As a distributed collaborative machine learning paradigm, vertical federated learning (VFL) allows multiple passive parties with distinct features and one active party with labels to collaboratively train a model. Although it is known for the privacy-preserving capabilities, VFL still faces significant privacy and security threats from backdoor attacks. Existing backdoor attacks typically involve an attacker implanting a trigger into the model during the training phase and executing the attack by adding the trigger to the samples during the inference phase. However, in this paper, we find that triggers are not essential for backdoor attacks in VFL. In light of this, we disclose a new backdoor attack pathway in VFL by introducing a feature-based triggerless backdoor attack. This attack operates under a more stringent security assumption, where the attacker is honest-but-curious rather than malicious during the training phase. It comprises three modules: label inference for the targeted backdoor attack, poison generation with amplification and perturbation mechanisms, and backdoor execution to implement the attack. Extensive experiments on five benchmark datasets demonstrate that our attack outperforms three baseline backdoor attacks by 2 to 50 times while minimally impacting the main task. Even in VFL scenarios with 32 passive parties and only one set of auxiliary data, our attack maintains high performance. Moreover, when confronted with distinct defense strategies, our attack remains largely unaffected and exhibits strong robustness. We hope that the disclosure of this triggerless backdoor attack pathway will encourage the community to revisit security threats in VFL scenarios and inspire researchers to develop more robust and practical defense strategies.

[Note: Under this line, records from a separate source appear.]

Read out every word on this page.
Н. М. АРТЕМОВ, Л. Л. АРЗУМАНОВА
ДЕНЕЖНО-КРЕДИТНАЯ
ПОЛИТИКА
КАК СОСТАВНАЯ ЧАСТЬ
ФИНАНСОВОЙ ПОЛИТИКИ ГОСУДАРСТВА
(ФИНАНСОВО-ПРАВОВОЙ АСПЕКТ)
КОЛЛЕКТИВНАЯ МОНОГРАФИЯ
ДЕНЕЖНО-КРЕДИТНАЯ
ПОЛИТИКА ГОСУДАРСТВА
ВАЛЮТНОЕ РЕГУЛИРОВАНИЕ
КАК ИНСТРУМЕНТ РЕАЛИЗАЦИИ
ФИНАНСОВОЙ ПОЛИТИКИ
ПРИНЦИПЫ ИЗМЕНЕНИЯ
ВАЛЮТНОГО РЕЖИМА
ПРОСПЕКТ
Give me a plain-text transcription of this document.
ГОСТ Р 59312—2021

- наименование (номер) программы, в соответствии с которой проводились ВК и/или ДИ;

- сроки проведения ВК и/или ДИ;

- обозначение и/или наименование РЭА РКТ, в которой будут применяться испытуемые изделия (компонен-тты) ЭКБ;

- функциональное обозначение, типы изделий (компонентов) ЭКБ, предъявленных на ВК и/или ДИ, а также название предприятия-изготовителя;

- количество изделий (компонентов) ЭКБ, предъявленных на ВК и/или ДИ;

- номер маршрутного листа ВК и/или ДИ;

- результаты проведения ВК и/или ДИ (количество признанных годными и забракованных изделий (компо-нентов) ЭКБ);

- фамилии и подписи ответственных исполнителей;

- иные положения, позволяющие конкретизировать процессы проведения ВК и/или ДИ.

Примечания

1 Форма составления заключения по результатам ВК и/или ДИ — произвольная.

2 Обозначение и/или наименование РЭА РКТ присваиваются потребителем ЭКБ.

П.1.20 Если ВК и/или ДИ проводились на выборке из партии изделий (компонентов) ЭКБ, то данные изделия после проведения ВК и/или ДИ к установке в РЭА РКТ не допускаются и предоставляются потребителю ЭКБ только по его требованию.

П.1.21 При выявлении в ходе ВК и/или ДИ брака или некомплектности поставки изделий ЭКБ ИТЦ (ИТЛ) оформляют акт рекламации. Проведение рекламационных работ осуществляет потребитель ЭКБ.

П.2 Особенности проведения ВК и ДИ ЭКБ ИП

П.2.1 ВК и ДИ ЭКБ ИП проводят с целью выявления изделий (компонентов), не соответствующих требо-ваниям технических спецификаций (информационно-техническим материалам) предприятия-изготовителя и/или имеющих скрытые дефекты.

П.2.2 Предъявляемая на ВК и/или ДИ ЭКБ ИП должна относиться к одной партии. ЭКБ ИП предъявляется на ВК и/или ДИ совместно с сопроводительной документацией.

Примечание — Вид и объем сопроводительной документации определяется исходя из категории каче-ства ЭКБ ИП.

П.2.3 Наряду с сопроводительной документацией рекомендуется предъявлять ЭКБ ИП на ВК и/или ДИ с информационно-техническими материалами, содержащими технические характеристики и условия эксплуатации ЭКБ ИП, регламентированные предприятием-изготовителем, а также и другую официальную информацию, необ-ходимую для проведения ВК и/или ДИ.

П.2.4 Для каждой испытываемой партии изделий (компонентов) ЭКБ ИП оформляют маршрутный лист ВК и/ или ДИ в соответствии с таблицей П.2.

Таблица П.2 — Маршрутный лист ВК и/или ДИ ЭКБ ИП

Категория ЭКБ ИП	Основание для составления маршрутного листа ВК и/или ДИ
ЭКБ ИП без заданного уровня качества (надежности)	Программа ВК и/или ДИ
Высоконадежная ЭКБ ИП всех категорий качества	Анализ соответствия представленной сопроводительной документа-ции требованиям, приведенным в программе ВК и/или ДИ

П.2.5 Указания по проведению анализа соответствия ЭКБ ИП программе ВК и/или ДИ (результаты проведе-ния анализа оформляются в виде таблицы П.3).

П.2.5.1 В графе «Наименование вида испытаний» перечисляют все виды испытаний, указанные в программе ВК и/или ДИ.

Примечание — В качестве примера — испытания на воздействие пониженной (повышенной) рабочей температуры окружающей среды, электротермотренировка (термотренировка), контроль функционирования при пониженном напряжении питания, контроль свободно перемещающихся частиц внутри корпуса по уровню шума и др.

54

翻译：作为一种分布式协作机器学习范式，垂直联邦学习允许多个具有不同特征的被动方与一个拥有标签的主动方协同训练模型。尽管以其隐私保护能力而闻名，垂直联邦学习仍面临来自后门攻击的重大隐私与安全威胁。现有的后门攻击通常涉及攻击者在训练阶段将触发器植入模型，并在推理阶段通过向样本添加触发器来执行攻击。然而，本文发现，在垂直联邦学习中，触发器对于后门攻击并非必需。基于此，我们通过引入一种基于特征的无触发器后门攻击，揭示了垂直联邦学习中一条新的后门攻击路径。该攻击在更严格的安全假设下运行，即攻击者在训练阶段仅为诚实但好奇，而非恶意。它包含三个模块：针对目标后门攻击的标签推断、结合放大与扰动机制的毒化生成，以及用于实施攻击的后门执行。在五个基准数据集上的大量实验表明，我们的攻击性能优于三种基线后门攻击2至50倍，同时对主任务的影响极小。即使在拥有32个被动方且仅有一组辅助数据的垂直联邦学习场景中，我们的攻击仍保持高性能。此外，在面对不同防御策略时，我们的攻击基本不受影响，并展现出强大的鲁棒性。我们希望这一无触发器后门攻击路径的揭示，能够促使学术界重新审视垂直联邦学习场景中的安全威胁，并激励研究者开发更鲁棒且实用的防御策略。